Of the two, Citrix is the more outspoken on the value of a software-defined versus hardware-defined network: "OpenFlow has the right mojo and the right design principles baked in to be one of the biggest things that will show up in networking in the next five years," predicted Sunil Potti, VP of product management for the Networking and Cloud Group at Citrix, in an interview.

Citrix has worked closely with Nicira, one of the first to produce a commercial OpenFlow supporting switch, the Nicira Open vSwitch. Eighteen months ago, Randy Bias, CEO of Cloudscaling, wrote in his blog about a Citrix decision to include the Nicira Open vSwitch as the software switch in its private cloud software stack. Bias said: "Nicira is commercializing the OpenFlow switch specification. OpenFlow is a very important change in the way we build, design, and manage network infrastructure."

In response to a query, Bogomil Balkansky, vice president of product management at VMware, said: "VMware is one of 80 participating members of the OpenFlow Networking Foundation that supports the advancements of OpenFlow. We are actively monitoring the space as the standard continues to mature to meet the demands of our customer base. We agree with the problem statement OpenFlow aims to solve and believe programmable networks will be the way of the future."

This is less concrete than Citrix's action. "Actively monitoring" can also mean sitting on the sidelines, although VMware built OpenFlow characteristics into its hypervisor software switch. I should reserve the "sitting on the sidelines" descriptor for Cisco's ONF membership. OpenFlow, if it takes hold, will be disruptive to existing networking vendors. VMware certainly sees the virtualization potential of OpenFlow.

There are still concerns about OpenFlow. One is security. The fixed network has certain security attributes that seem to go out the window if we make the forwarding tables of different vendors network switches available for programmatic direction.

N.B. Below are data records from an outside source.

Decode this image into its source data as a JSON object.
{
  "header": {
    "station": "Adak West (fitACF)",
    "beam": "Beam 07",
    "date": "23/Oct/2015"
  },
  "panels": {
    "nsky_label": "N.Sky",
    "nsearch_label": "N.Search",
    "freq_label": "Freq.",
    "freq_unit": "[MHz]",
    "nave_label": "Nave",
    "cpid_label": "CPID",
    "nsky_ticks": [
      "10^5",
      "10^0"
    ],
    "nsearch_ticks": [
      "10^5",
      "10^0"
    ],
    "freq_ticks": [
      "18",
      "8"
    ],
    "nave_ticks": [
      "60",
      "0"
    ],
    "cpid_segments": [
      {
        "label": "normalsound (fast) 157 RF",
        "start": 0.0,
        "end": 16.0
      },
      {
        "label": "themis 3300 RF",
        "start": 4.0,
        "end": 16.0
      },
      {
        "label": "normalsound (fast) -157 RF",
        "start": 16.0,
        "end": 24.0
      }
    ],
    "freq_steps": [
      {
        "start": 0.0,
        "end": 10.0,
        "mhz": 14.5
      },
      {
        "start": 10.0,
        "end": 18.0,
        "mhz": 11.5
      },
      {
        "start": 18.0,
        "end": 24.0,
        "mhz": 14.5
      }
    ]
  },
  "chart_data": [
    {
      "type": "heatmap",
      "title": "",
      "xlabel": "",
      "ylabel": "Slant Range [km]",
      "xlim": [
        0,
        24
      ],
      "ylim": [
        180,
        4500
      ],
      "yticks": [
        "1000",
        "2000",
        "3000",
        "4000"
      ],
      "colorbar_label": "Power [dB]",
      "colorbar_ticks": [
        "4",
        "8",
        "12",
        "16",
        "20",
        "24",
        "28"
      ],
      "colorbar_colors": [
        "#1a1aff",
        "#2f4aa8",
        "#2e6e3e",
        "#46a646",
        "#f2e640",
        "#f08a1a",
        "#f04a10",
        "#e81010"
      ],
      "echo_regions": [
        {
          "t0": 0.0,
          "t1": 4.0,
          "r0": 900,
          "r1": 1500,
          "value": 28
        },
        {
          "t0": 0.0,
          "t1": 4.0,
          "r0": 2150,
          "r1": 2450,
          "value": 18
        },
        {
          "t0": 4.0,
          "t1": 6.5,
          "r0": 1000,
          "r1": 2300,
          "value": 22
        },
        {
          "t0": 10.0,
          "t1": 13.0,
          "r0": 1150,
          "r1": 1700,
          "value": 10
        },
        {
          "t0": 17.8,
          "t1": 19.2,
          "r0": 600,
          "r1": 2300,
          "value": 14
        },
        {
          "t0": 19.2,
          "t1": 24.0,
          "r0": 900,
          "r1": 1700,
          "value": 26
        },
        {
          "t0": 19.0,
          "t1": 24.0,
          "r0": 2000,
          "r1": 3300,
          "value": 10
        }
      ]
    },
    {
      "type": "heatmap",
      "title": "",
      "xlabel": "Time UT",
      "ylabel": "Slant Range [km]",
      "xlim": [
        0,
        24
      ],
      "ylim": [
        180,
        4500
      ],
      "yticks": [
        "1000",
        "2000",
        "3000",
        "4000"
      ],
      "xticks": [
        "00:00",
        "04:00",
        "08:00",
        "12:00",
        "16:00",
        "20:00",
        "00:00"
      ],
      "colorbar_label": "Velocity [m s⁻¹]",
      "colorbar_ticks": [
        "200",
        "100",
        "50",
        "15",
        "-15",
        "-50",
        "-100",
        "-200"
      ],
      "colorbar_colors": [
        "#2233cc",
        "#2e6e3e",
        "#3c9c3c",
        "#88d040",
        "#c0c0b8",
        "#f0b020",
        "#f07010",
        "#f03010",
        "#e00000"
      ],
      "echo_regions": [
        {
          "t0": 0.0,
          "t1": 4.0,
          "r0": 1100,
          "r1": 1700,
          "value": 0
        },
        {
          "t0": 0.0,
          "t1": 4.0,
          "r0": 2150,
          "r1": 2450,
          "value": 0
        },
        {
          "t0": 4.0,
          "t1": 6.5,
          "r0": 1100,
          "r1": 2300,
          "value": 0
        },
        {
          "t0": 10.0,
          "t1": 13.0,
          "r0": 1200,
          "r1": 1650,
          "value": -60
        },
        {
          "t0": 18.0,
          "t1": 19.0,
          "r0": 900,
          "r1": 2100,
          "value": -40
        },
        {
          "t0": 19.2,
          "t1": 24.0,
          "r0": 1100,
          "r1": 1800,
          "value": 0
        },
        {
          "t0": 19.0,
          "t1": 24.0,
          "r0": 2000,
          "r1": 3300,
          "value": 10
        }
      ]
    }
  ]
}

It's not clear how OpenFlow will allow for sufficient security to replace what's been lost, or how many new exposures it opens up.

Nevertheless, OpenFlow has emerged as the best path to the next phase of data center virtualization, the addition of the network as another of the pooled resources available for the virtual machine. As it becomes more widely adopted, it will represent a giant step toward that flexible, adaptable computing resource we hope one day to have at the heart of every business.

Charles Babcock is an editor-at-large for InformationWeek.